Given the initial arguments advanced by the IPS for refusing the request as set out in its decision letters to the applicant, it is open to me to annul the decision of the IPS to refuse the request under section 15(1)(a) and to remit the matter back for consideration afresh. However, I do not think such a course of action is necessary or appropriate in this case.
The IPS cited several harm-based exemptions in support of its initial refusal of the request but it provided no detail, either in its original decision or in its internal review decision, as to how the release of the records sought might give rise to the harms identified. The IPS was invited to make submissions on the applicability of the relevant exemptions and instead chose to rely on section 15(1)(a) to refuse the request. As such, while no specific arguments have been made as to how the release of the information sought might give rise to the various harms identified, and while it forms no part of this decision, it is not apparent to me how such harms might arise. In holding this view, I am cognisant of the fact that the 2019 figures are essentially in the public domain and of the fact that the information sought is, at this stage, historic.

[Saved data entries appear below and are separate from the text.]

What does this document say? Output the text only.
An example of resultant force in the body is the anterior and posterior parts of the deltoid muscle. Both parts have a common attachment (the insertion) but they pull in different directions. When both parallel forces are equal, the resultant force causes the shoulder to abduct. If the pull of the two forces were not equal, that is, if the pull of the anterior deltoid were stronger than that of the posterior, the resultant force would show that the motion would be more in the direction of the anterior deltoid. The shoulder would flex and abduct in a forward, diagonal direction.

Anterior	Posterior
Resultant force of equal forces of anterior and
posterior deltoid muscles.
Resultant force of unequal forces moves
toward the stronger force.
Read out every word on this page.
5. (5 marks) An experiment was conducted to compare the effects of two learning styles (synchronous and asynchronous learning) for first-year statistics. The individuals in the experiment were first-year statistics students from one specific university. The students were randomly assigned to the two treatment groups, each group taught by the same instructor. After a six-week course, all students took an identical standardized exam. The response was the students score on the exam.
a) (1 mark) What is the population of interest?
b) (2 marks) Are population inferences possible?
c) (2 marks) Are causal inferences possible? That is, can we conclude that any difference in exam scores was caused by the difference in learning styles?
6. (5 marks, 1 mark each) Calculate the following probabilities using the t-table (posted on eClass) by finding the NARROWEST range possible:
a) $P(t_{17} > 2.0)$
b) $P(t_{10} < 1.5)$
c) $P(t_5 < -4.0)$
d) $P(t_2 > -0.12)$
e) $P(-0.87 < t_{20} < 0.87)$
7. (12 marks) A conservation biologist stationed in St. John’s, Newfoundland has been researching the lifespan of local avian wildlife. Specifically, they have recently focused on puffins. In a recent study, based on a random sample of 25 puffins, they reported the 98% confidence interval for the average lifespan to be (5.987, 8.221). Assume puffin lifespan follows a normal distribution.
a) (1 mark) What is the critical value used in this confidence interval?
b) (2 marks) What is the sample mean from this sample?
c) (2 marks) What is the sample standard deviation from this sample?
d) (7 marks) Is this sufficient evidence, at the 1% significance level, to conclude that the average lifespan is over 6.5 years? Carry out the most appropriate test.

In all the circumstances, I find that the appropriate course of action to take is to annul the decision of the IPS to refuse the request under section 15(1)(a) and to direct the release of the information sought.
Having carried out a review under section 22(2) of the FOI Act, I hereby annul the decision of the IPS to refuse, under section 15(1)(a) of the Act, the applicant’s request for information relating to the cost of sick leave within the IPS for 2020 by prison under three specified headings and I direct the release of the information sought.
Section 24 of the FOI Act sets out detailed provisions for an appeal to the High Court by a party to a review, or any other person affected by the decision. In summary, such an appeal, normally on a point of law, must be initiated not later than four weeks after notice of the decision was given to the person bringing the appeal.